Following Peskine’s move to the United States, he began to visually explore the tensions, ills and questions that color the situation in France today. In the painting “Motif,” an image of the 1987 movie character Robocop holding a baguette goofily illuminates the tension between a feisty French police force and a bready symbol of French refinement.

In a bright painting titled “Tintin and Your Kids,” Peskine investigates Tintin, a comic book character whose Belgian creator openly held Nazi views. In the piece, Tintin is recast as a swastika-clad skinhead. In the background, a Congolese flag is minimally visible on a pile of tires.

“I consider myself culturally Jewish,” Peskine remarked. “I come from a long line of Jewish agnostics, and my father has told me tons of stories about my Jewish side, which was closely connected to revolutionary ideas.” When asked about the tensions between Arabs and Jews in France, Peskine responded: “I think there is a lot of resentment and confusion, because the media goes crazy anytime there is an antisemitic incident. If there is a racist incident, there is little to no attention. I think [Arab-Jewish tension] comes in part from jealousy: Jews in France know how to pull heartstrings and Arabs in the suburbs do not. Arabs and blacks see that French society can disrespect them. I understand people’s frustrations, but there is an image of Jewish control in the suburbs that shouldn’t fly.”
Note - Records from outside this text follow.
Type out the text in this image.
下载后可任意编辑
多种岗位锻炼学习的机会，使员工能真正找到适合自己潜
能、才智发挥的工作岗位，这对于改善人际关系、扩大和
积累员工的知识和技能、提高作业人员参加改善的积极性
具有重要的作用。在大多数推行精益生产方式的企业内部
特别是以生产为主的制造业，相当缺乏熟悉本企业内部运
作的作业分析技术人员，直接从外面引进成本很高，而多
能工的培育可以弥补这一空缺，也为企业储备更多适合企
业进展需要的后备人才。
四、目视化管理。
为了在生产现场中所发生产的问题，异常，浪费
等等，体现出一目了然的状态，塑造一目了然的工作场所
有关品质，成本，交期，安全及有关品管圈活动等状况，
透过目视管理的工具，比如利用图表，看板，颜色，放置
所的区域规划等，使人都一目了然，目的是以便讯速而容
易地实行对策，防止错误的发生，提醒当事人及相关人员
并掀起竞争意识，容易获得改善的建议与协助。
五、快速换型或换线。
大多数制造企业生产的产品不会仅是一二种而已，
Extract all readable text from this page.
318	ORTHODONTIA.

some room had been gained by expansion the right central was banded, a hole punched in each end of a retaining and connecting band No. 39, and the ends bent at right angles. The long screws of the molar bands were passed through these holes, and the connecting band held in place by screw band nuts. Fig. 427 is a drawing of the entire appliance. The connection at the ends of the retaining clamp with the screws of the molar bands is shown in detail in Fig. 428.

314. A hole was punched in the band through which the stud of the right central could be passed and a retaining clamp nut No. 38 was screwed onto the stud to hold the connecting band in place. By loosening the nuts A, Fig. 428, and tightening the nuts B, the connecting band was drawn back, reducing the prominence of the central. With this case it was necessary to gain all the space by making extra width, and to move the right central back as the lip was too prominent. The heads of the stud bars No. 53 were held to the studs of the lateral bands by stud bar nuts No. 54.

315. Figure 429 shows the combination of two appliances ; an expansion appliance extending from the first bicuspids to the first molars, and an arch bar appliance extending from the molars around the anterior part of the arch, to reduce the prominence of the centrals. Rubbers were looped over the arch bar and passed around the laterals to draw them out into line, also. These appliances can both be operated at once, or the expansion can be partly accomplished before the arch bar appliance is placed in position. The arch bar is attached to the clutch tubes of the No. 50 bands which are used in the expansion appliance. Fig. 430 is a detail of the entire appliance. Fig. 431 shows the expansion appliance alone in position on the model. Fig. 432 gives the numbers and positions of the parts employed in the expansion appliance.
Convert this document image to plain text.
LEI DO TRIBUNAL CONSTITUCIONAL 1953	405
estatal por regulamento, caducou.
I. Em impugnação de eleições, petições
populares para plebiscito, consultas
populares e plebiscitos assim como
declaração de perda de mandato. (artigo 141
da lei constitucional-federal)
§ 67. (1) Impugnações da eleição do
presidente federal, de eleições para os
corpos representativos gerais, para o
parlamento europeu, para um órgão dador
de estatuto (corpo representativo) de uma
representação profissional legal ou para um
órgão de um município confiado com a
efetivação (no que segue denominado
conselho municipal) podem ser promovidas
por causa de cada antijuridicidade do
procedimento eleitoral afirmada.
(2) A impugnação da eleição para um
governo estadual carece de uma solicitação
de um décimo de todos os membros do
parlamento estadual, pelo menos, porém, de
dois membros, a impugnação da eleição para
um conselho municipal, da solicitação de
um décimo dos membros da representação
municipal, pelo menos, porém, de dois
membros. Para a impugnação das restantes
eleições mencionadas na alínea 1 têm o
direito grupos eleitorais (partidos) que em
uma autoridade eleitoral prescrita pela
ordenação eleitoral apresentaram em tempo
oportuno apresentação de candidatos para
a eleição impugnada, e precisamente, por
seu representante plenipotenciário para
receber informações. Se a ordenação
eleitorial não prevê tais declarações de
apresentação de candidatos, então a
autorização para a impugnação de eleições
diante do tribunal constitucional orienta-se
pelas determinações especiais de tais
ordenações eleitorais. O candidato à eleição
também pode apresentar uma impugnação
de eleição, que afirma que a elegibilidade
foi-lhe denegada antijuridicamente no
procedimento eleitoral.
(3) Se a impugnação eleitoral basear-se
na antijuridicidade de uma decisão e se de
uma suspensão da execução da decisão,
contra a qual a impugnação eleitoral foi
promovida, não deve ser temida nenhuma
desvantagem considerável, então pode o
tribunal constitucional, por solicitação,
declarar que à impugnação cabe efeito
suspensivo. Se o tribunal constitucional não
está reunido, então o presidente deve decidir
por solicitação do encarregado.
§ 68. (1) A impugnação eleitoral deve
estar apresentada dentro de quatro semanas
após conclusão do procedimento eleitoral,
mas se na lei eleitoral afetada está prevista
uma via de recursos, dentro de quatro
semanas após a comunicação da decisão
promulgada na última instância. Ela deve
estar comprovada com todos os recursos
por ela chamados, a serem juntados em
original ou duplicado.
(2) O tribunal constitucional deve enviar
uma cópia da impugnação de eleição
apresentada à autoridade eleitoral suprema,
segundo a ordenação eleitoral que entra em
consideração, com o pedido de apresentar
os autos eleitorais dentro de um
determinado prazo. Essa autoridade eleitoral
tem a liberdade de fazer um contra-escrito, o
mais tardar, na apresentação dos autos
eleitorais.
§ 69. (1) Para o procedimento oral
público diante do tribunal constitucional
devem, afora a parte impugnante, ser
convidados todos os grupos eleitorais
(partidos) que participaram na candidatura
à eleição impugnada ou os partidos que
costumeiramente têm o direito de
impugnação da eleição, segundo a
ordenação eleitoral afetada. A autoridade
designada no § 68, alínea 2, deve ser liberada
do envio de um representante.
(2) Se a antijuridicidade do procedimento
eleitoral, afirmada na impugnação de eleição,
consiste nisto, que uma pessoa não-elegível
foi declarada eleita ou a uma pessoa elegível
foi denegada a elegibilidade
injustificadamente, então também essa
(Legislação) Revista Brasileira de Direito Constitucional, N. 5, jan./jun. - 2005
His new work is exploring the Arab and African face in the French imagination. He will be using large square wood panels painted with the images of Arab and African women. Their skin will be portrayed by a bed of nails, each at different levels, in order to accentuate texture. An image of Asterix, a French cartoon character, will be drawn around the faces.

Peskine’s career has grown in recent months. He is currently lecturing at universities across the country, was recently represented at the National Black Fine Art Show by two galleries and has work currently on view at the Wadsworth Atheneum Museum of Art in Hartford, Conn., and at the G.R. N’Namdi Gallery in Detroit. Next month, he will have a solo show in New York at the Essie Green Galleries and H&F Fine Arts in Mount Rainier, Md. With the exposure, however, comes the challenge of staying laying down roots. Peskine is currently waiting for a visa extension from the American government. “Some people look to France and see great social benefits — like universal health care, for example,” Peskine remarked. “But if you have ambition, America is where it’s at.”

Eli Rosenblatt is a writer living in New York City.